Fondé en 1973, sous le nom de La Marmaille[12], par Daniel Meilleur, Monique Rioux et France Mercille, la compagnie se dédie à la recherche et à la création contemporaine[11]. Dans les années 90, le théâtre change de nom pour Les Deux Mondes car il veut intégrer deux types de public, réunir le théâtre pour enfants et adultes[12]. Le processus de création est axé sur la recherche et l'expérimentation, les créateurs se rencontrent pour créer des univers poétiques et humanistes[2].

Sous la direction de Sébastien Harrisson

Sébastien Harrisson va mettre en place des cycles de création de spectacles en alternance, une œuvre grand public une année et une jeune public l'année suivante. En automne 2014, il créait la pièce, de l'auteur Philippe Dorin, Dans ma maison de papier, j'ai des poèmes sur le feu, pour les enfants à partir de 7 ans, et joué au Festival Les Coups de Théâtre. Puis, en , il présente une de ses propres pièces, La Cantate intérieure, pour un public adulte et joué au Théâtre des Quat'Sous[12].

Il veut que la place du texte reste importante dans le processus de création de sa compagnie.

Comparé au Théâtre Bluff, il ne se donne pas de temps limité à l'exploration pour les différents types de public. Il souhaite que les spectacles pour enfants soient aussi des bons spectacles pour adultes et inversement, comme la pièce Dans ma maison de papier, j'ai des poèmes sur le feu, joué devant un public mixte. C'est pour cela qu'il favorise la rencontre des créateurs appartenant à l'un ou l'autre des milieux, comme à diverses disciplines.

Le Théâtre Les Deux Mondes va multiplier ses explorations vidéographiques et sonores dans leurs spectacles et ainsi acquérir beaucoup de matériel et d'équipement technique. Ils vont aussi concevoir un studio d'enregistrement et un atelier de construction de décors. Cela servira pour les productions maisons, les artistes en résidence ou même en location pour des groupes qui souhaitent réaliser des projets de création[11]. Cela sera utile car Sébastien Harrisson invitera deux artistes associés dont une artiste en arts visuels et performeuse, exploratrice de projections numériques et de robotique, Manon de Pauw et un danseur, Pierre-Marc Ouellette sur le projet Les Cocons somatiques. En parallèle, avec eux, il veut réaliser un spectacle pour enfant presque sans paroles.

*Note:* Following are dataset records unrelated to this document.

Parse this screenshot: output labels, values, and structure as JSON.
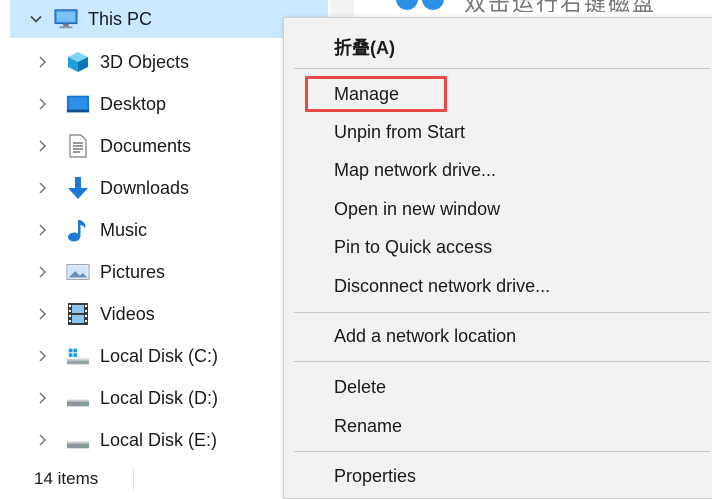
{
  "tree": {
    "root": {
      "label": "This PC",
      "icon": "monitor-icon",
      "expanded": true
    },
    "items": [
      {
        "label": "3D Objects",
        "icon": "cube-icon"
      },
      {
        "label": "Desktop",
        "icon": "desktop-icon"
      },
      {
        "label": "Documents",
        "icon": "document-icon"
      },
      {
        "label": "Downloads",
        "icon": "download-arrow-icon"
      },
      {
        "label": "Music",
        "icon": "music-note-icon"
      },
      {
        "label": "Pictures",
        "icon": "pictures-icon"
      },
      {
        "label": "Videos",
        "icon": "film-icon"
      },
      {
        "label": "Local Disk (C:)",
        "icon": "windows-drive-icon"
      },
      {
        "label": "Local Disk (D:)",
        "icon": "drive-icon"
      },
      {
        "label": "Local Disk (E:)",
        "icon": "drive-icon"
      }
    ]
  },
  "status": {
    "item_count": "14 items"
  },
  "context_menu": {
    "collapse": "折叠(A)",
    "manage": "Manage",
    "unpin": "Unpin from Start",
    "map_drive": "Map network drive...",
    "open_new_window": "Open in new window",
    "pin_quick": "Pin to Quick access",
    "disconnect": "Disconnect network drive...",
    "add_network": "Add a network location",
    "delete": "Delete",
    "rename": "Rename",
    "properties": "Properties"
  },
  "background": {
    "peek_text": "双击运行右键磁盘"
  },
  "colors": {
    "selection": "#cce8ff",
    "menu_bg": "#f2f2f2",
    "highlight": "#e84a4a"
  }
}
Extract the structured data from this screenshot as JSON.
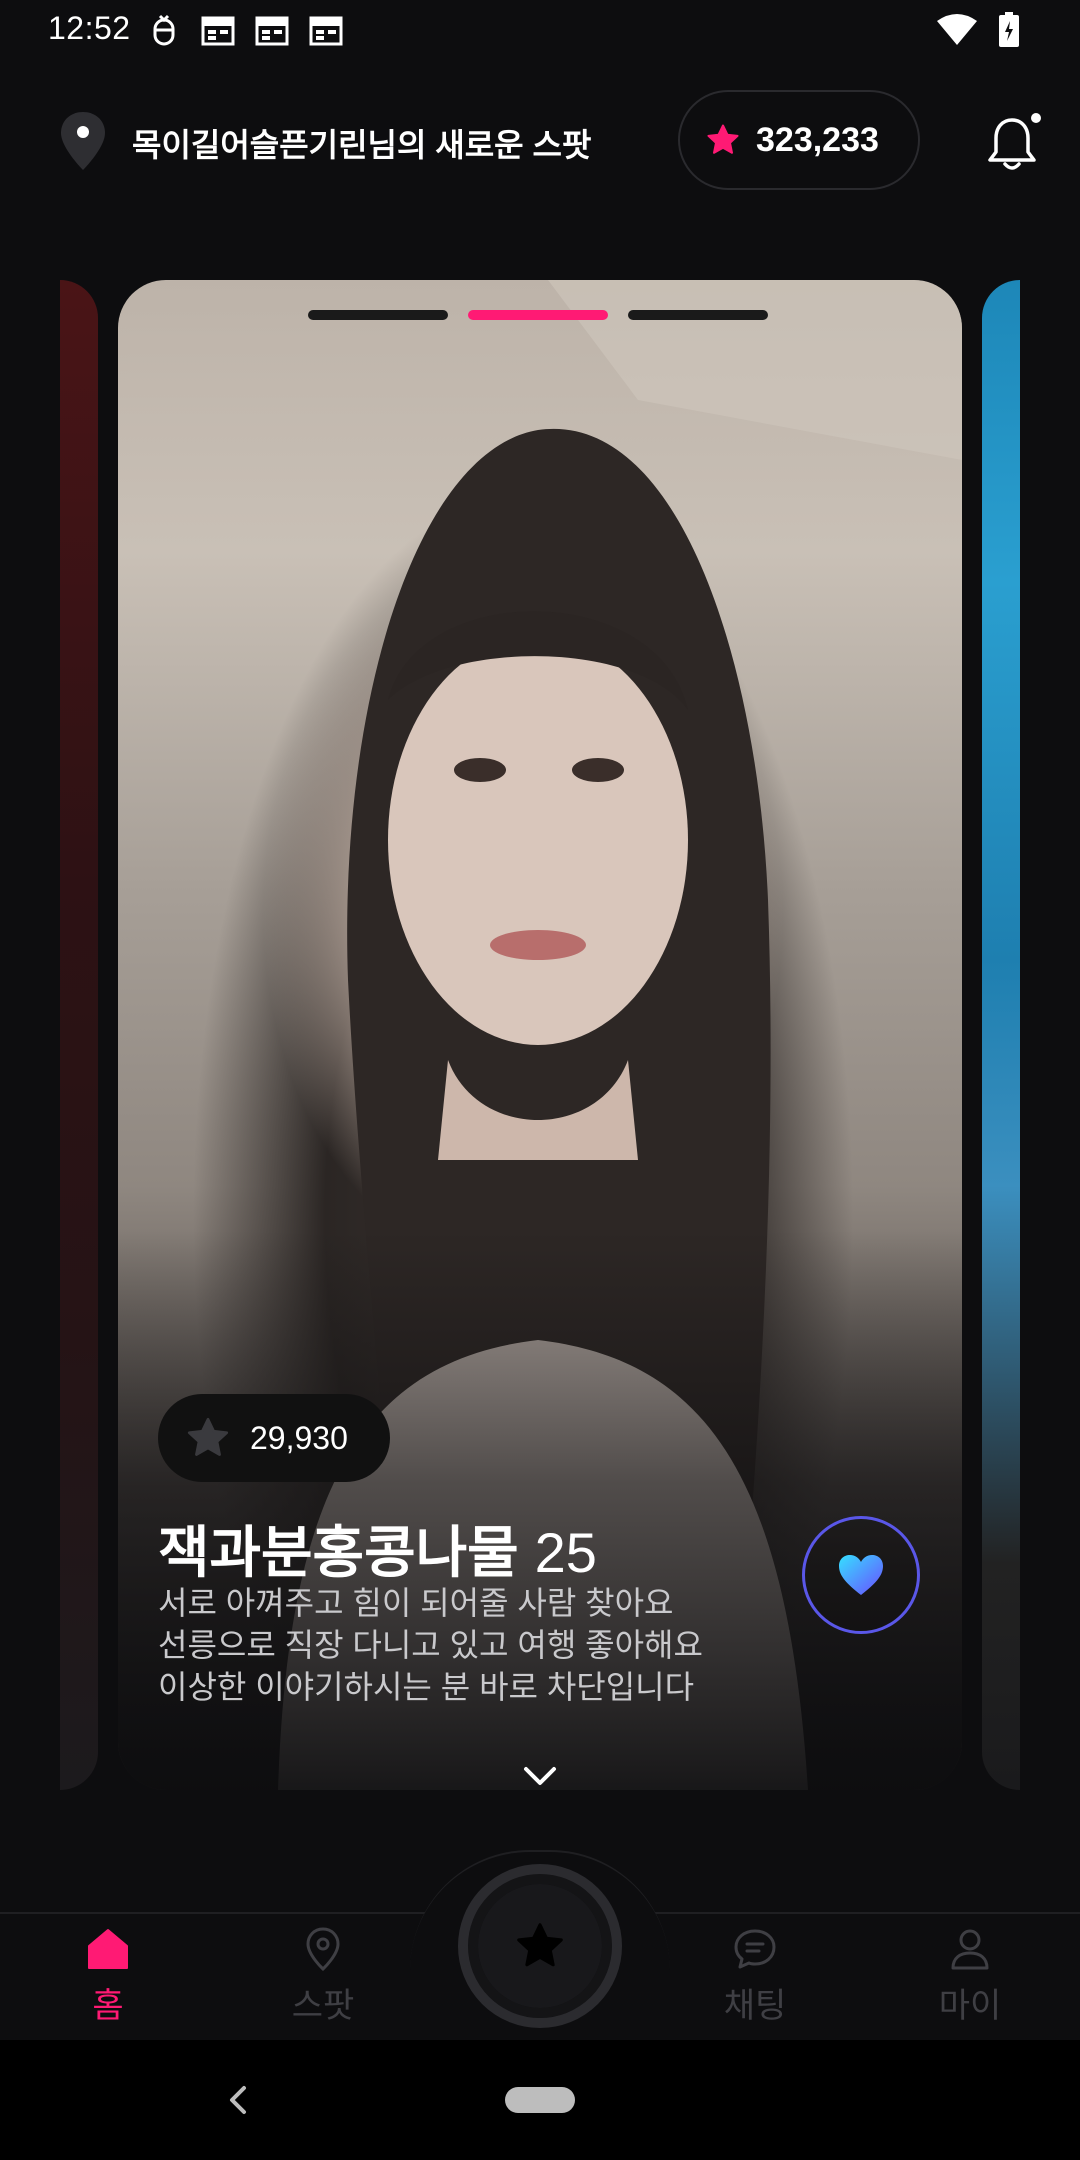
{
  "status_bar": {
    "time": "12:52"
  },
  "header": {
    "spot_title": "목이길어슬픈기린님의 새로운 스팟",
    "points": "323,233"
  },
  "profile": {
    "likes": "29,930",
    "name": "잭과분홍콩나물",
    "age": "25",
    "bio": [
      "서로 아껴주고 힘이 되어줄 사람 찾아요",
      "선릉으로 직장 다니고 있고 여행 좋아해요",
      "이상한 이야기하시는 분 바로 차단입니다"
    ],
    "photo_progress": {
      "total": 3,
      "active_index": 1
    }
  },
  "bottom_nav": {
    "items": [
      {
        "label": "홈",
        "active": true
      },
      {
        "label": "스팟",
        "active": false
      },
      {
        "label": "채팅",
        "active": false
      },
      {
        "label": "마이",
        "active": false
      }
    ]
  },
  "colors": {
    "accent": "#ff1a74",
    "background": "#0d0d0f",
    "like_ring": "#5a57e8"
  }
}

Sébastien Harrisson, en tant que auteur-directeur, se rend compte qu'il doit évoluer et entame une démarche d'écriture de plateau, où tout ce fait au bord du plateau en "dialogue avec les comédiens", c'est-à-dire, en collectif grâce à de l'improvisation qui se fait sur la scène par les comédiens et les suggestions du metteur en scène, dont l'auteur retient les idées, qu'il note, pour éventuellement les garder ou s'en inspirer[12].

Regards sur l’œuvre (influence/postérité)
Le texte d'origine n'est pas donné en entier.